There is much to like about this surrealistic masterpiece of French cinema.  As an aside, my favorite scene takes place in a cell where the Chimney Sweep has been imprisoned by the King's men, and is about to be devoured by a pack of lions.  Seeing this, the mockingbird urges his fellow cell mate, a blind musician, born in an underground subculture and who has never seen the sun, to play a happy tune with his accordion so as to distract the lions. And so the music plays on.

But the mockingbird, a master storyteller, and fluent in several languages (including "Lion"!) has a plan.  As part of the 'entertainment', and still accompanied by the happy ballad of the blind accordion player, the mockingbird begins to recount the poor Chimney Sweep's tragic love story to the hungry felines. Together with sound effects, and heightened pathos, the bird tailors the story to match the lions' interests, until the beasts' indignation towards the King reaches a climax. They force open the cage and free all the prisoners, before marching towards the tyrant.

That's the Bird. Protector and Catalyst...


But the real jewel of Le Roi et L'Oiseau, and the soul of this post, is the astounding soundtrack, by Polish composer, Wojciech Kilar. His wonderful music is in my bones. It is part of me, just as Le Roi et L'Oiseau has seeped deep into my psyche.

Wojciech Kilar returns again, later in my life, as the composer for Francis Ford Coppola's Bram Stoker's Dracula (1992) and later, he brings his dark arts to Roman Polanski's The Ninth Gate (2000).

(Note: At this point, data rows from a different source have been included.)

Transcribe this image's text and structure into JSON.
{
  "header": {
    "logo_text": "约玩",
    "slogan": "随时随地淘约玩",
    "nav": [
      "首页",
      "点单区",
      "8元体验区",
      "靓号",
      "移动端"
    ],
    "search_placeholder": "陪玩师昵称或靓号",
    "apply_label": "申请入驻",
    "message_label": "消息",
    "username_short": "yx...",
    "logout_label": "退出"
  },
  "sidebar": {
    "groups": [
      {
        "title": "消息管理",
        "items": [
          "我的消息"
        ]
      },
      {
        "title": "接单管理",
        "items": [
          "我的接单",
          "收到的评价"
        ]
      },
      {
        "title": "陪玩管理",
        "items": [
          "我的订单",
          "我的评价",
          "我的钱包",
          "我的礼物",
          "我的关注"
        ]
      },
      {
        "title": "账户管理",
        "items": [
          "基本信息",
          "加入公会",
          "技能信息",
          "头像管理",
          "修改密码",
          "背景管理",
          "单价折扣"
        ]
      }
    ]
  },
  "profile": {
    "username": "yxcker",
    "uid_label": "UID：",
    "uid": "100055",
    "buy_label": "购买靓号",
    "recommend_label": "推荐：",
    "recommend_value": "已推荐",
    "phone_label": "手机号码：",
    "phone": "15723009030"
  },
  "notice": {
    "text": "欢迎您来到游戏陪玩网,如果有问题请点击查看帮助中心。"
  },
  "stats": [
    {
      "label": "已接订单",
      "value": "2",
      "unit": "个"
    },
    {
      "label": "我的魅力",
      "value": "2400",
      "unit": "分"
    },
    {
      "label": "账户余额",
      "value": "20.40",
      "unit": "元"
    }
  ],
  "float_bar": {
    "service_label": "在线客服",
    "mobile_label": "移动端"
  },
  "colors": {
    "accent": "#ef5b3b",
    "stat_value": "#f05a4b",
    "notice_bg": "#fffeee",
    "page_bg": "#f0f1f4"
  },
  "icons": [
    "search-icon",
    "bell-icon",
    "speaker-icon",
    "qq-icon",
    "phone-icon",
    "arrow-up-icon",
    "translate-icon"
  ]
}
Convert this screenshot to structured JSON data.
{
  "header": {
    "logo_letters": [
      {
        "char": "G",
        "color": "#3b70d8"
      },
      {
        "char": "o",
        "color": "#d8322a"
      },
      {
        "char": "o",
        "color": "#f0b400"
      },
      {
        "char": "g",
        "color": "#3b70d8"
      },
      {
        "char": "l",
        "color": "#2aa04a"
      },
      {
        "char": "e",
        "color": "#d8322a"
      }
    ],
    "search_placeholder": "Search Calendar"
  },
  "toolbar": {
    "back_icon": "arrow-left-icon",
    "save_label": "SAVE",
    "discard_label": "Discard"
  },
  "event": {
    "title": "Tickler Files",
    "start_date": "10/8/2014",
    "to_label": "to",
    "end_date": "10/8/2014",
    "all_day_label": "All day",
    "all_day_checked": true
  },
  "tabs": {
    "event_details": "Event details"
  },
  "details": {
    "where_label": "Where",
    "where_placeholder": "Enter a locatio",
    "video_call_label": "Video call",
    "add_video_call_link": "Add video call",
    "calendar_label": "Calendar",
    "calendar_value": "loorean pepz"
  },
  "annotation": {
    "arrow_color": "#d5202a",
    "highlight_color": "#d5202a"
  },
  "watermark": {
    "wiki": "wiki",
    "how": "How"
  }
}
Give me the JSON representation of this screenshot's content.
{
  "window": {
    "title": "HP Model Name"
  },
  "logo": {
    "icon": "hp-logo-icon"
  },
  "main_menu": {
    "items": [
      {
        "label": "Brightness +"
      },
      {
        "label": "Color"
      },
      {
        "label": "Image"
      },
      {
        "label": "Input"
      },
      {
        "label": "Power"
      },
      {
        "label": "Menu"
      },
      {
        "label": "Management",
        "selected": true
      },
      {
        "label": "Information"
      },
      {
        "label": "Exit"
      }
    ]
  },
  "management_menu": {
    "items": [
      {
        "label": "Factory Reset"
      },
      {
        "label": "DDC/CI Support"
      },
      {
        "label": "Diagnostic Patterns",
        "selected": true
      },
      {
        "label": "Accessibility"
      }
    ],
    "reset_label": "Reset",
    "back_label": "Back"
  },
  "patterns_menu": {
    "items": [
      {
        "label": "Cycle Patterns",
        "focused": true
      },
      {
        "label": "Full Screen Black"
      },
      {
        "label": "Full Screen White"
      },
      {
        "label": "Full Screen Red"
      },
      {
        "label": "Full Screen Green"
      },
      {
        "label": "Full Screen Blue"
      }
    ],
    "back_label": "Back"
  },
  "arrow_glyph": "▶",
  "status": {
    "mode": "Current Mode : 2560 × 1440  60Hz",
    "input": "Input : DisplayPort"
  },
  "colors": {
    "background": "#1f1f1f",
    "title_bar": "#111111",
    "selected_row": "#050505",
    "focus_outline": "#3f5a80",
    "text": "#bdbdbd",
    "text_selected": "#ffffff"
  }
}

The Ninth Gate, a film based on the novel adaption of The Club Dumas, has been a vivid inspiration for my upcoming novel, The Mascherari. I remember watching the film and feeling irrevocably drawn to it, believing that I had always known it. It's a strange feeling that one. Then again, perhaps it is Kilar's music which holds the key to my memory.

Reflecting on The Mascherari, if I were to look into the face of Venice, in the manner I have drawn it, with The Council of Ten's shadow looming over my protagonist, with its secret police- its sbirri, at every turn, I come face to face with the menace I remember in Le Roi et L'Oiseau.  In my creation, I return to what I have known, and through this, I remember that Wojciech Kilar's haunting notes are never far.

Thank you Mr Kilar, for the music and for the inspiration.

Wojciech Kilar died in 29 December 2013. But his music lives on.